= The Tenth Dimension =

Israeli magazine

The Tenth Dimension (Ha'meimad Ha'asiri) was a magazine published in Israel as the official magazine of the Israeli Society for Science Fiction and Fantasy. The magazine was first published in 1996. Since its second issue, the magazine has had color covers, all covers painted by Avi Katz. It ceased publication in 2008, and was replaced by Once Upon a Future, an annual anthology.

The magazine published a mixture of fiction and non-fiction. From issue #9, the emphasis has been on translated short fiction. From issue #15, the magazine has had an arrangement with The Magazine of Fantasy and Science Fiction allowing it to publish stories originally published in that magazine. Issue #4 included the first publication of a Hebrew filk.

The Tenth Dimension has published some of the biggest names in science fiction and fantasy, including Neil Gaiman, Ray Bradbury, Joe Haldeman, Philip K. Dick, Orson Scott Card, Ursula K. Le Guin, Brian Aldiss and many others.

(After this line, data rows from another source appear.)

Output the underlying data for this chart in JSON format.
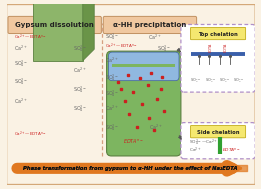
{
  "bg_color": "#f5ede0",
  "title_bottom": "Phase transformation from gypsum to α-HH under the effect of Na₂EDTA",
  "left_panel_title": "Gypsum dissolution",
  "right_panel_title": "α-HH precipitation",
  "top_chelation_title": "Top chelation",
  "side_chelation_title": "Side chelation",
  "gypsum_green": "#8db56a",
  "gypsum_blue": "#8ba9d4",
  "hh_green": "#7db560",
  "hh_blue": "#90b8e0",
  "arrow_color": "#e07820",
  "dot_color": "#cc2020",
  "dashed_box_color": "#b090c8",
  "top_box_bg": "#f5e870",
  "edta_color_red": "#cc2020",
  "edta_color_green": "#30a030",
  "ion_text_color": "#666666",
  "line_color_blue": "#3a5faa",
  "panel_divider_color": "#d4a080",
  "outer_border_color": "#d4a878",
  "outer_bg": "#faf2e4"
}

Amongst the Israeli writers published in the magazine are Vered Tochterman, Nir Yaniv, Lavie Tidhar, and Etgar Keret. Notable non-fiction work has been included in the magazine from other writers, including Emmanuel Lotem, Aharon Hauptman, and Abigail Nussbaum.

The magazine was distributed free to members of the Israeli Society for Science Fiction and Fantasy and was for sale at conventions.